Leveraging AI and Automation for Successful DevSecOps

As engineering teams try to innovate at a faster pace, being able to maintain the quality, performance and security of the applications become much more important. Organizations have found huge success in improving their overall product quality while ensuring security controls and compliance requirements are met. AI-driven automation solutions have aided engineering teams in automating key processes and leverage predictive analytics, to identify issues before they occur and taking corrective actions, improving the overall product quality. Predictive analytics has helped Operations teams perform real-time application monitoring and identify issues with application security, performance, and infrastructure thus improving overall operational efficiency. Implementing AI-driven DevOps solutions will help organizations accelerate in the present and adapt to changes easily in the future.
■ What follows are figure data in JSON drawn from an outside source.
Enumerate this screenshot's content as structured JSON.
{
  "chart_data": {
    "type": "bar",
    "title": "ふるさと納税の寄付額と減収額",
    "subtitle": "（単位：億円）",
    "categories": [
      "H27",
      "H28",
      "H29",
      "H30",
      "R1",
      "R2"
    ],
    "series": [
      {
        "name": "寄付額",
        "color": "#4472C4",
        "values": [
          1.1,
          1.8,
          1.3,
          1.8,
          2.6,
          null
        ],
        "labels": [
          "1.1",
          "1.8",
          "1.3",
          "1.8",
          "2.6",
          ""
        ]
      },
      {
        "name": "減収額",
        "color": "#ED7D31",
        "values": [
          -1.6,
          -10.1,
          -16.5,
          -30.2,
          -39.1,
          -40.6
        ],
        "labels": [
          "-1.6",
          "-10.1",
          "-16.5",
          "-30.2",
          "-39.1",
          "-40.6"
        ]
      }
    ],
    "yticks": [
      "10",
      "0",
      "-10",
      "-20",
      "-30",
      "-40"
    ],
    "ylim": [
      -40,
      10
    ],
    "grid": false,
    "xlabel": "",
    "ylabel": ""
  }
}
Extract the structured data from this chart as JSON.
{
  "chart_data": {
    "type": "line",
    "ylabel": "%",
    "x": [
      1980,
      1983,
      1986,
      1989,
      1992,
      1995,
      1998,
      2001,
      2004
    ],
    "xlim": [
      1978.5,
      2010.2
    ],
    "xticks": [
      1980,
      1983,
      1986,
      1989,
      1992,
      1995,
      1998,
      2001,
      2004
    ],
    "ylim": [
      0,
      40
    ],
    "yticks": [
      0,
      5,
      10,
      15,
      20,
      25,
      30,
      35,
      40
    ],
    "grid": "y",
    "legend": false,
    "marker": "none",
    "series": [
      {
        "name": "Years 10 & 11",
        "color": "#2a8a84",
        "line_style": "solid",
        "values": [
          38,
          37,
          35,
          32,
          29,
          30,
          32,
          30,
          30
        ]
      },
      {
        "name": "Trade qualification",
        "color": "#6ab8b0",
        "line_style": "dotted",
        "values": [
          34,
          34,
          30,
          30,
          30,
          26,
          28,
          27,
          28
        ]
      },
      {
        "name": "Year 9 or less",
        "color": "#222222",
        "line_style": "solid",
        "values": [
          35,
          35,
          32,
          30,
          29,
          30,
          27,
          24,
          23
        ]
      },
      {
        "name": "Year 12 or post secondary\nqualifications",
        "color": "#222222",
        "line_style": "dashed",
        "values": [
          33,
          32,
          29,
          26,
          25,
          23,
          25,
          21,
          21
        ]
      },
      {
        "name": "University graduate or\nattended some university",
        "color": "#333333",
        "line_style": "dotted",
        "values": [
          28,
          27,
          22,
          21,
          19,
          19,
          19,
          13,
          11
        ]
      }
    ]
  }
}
The article will provide ten ways in which organizations of any size can leverage the power of AI and automation for their DevSecOps pipeline and continuously improve their implementation as their business evolves.

1. Automate Your Quality Gates

Quality gates or check gates enable the decision making on whether a build can be promoted to higher environments. To achieve faster and continuous releases, automating the quality gates at each stage of the pipeline helps automate the Go-No Go decision of a build into various environments. Automated quality gates can include unit tests, automated code analysis, end-to-end tests based on the pipeline stage.